When the South African government abandoned established evidence-based methods of AIDS treatment, such as anti-retrovirals and mother-baby transmission prevention, in favour of unproven treatments including the vitamin mega-doses promoted by Rath, it is estimated that it resulted in more than 330,000 unnecessary deaths between 1999 and 2007. If these studies are accurate, the numbers are simply staggering.
Whatever your ailment, there is a quack waiting to take your money (and possibly your life) giving you a dangerous, unproven or even disproven treatment for it. Coffee enema for your cancer? Check. Bleach enema for your autism? Check? Homeopathy as a substitute for real malaria vaccination? Check check check. The Saatchi Bill gives them all a green light, with no comeback if it all goes horribly wrong.
It is ironic, given that the proposed Psychoactive Substances Bill is intended to “protect hard-working citizens from the risks posted by untested, unknown and potential harmful drugs” that the Saatchi bill should be working so hard to expose people to untested, unknown and potentially harmful drugs. But here we are, staring down the barrel of a bill that would cause genuine harm, and is so opposed. It’s hard to get medics and lawyers to agree on anything, yet they are united here in opposition to this bill, and their voice is not being heard. It is genuinely possible this bill may pass.

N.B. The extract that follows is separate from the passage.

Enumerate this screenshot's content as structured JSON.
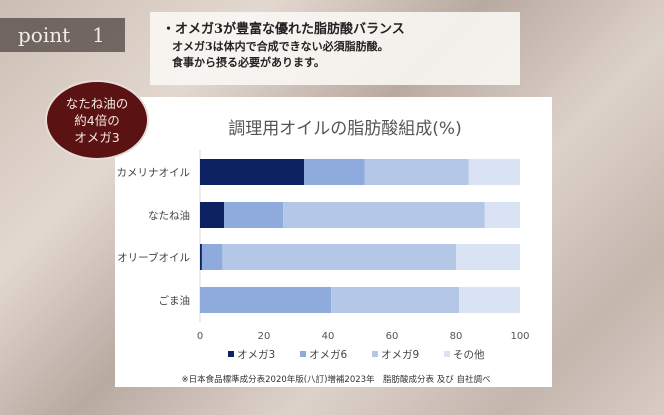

It may pass because Lord Saatchi has made almost all the running, with a well-orchestrated PR campaign. The campaign has been careless of the facts, and operated through misleading articles placed in the media, not always making clear the author was a paid member of Saatchi’s campaign. There have been misleading petitions, misinformation over the consultation, claims that have been incorrect. All the while, Saatchi has dominated debate in the Lords carefully shepherding his own amendments through, while rejecting all others.
Defending the Indefensible
In the real world, where innovation happens all the time and doctors don't fear legal repercussions, the bill’s only purpose is to protect doctors who cannot otherwise defend their actions, who want to do something indefensible, something no responsible body of opinion would support. This does not help patients.
There is hope. Away from Lord Saatchi’s influence, there has been vocal opposition in the Commons, from Dr Sarah Wollaston and then-MP Dr Julian Huppert. In the National Assembly for Wales, there was unanimous cross-party opposition to the bill, the Assembly voting 54-0 against it. But this bill desperately needs now to be properly examined in Westminster, and not short-cut as Lord Saatchi is trying to do, or better still it should be abandoned as folly.
A demonstration of the strength of opposition outside of Parliament was also given at a HealthWatch-UK debate on the bill held on 4th March. Professor Sir Michael Rawlins (chair of the MHRA), and Daniel Greenberg (the bill’s legal draftsman), spoke for the bill. Nick Ross (broadcaster and President of HealthWatch) and Nigel Poole QC spoke against it. The event was recorded, and is available to view on-line.
While Rawlins listed a number of innovations (that had all occurred without the bill), and tried to link them to a need to change the law, Ross spoke of the UK’s proud history and culture of innovation, all carried out under the current law. While Greenberg harangued the audience with the claim that the bill was coming whether they wanted it or not, Poole warned of its risks. Members of the audience, medics and legal experts, joined the discussion. Dr Malcolm McKenzie spoke of innovation in an emergency setting. Jane Ridley spoke about compassion and preparation in end-of-life care. Nobody could be found among the audience with a good word for the bill.
Then came a bizarre moment which, in microcosm, exemplified the campaign for the bill, as Mike Rawlins unleashed a thundering tirade at a member of the audience, for a perceived slight he had supposedly given Lord Saatchi. But the audience member hadn’t made the comment, and Rawlins had taken aim at the wrong target.
Much like Lord Saatchi’s bill itself.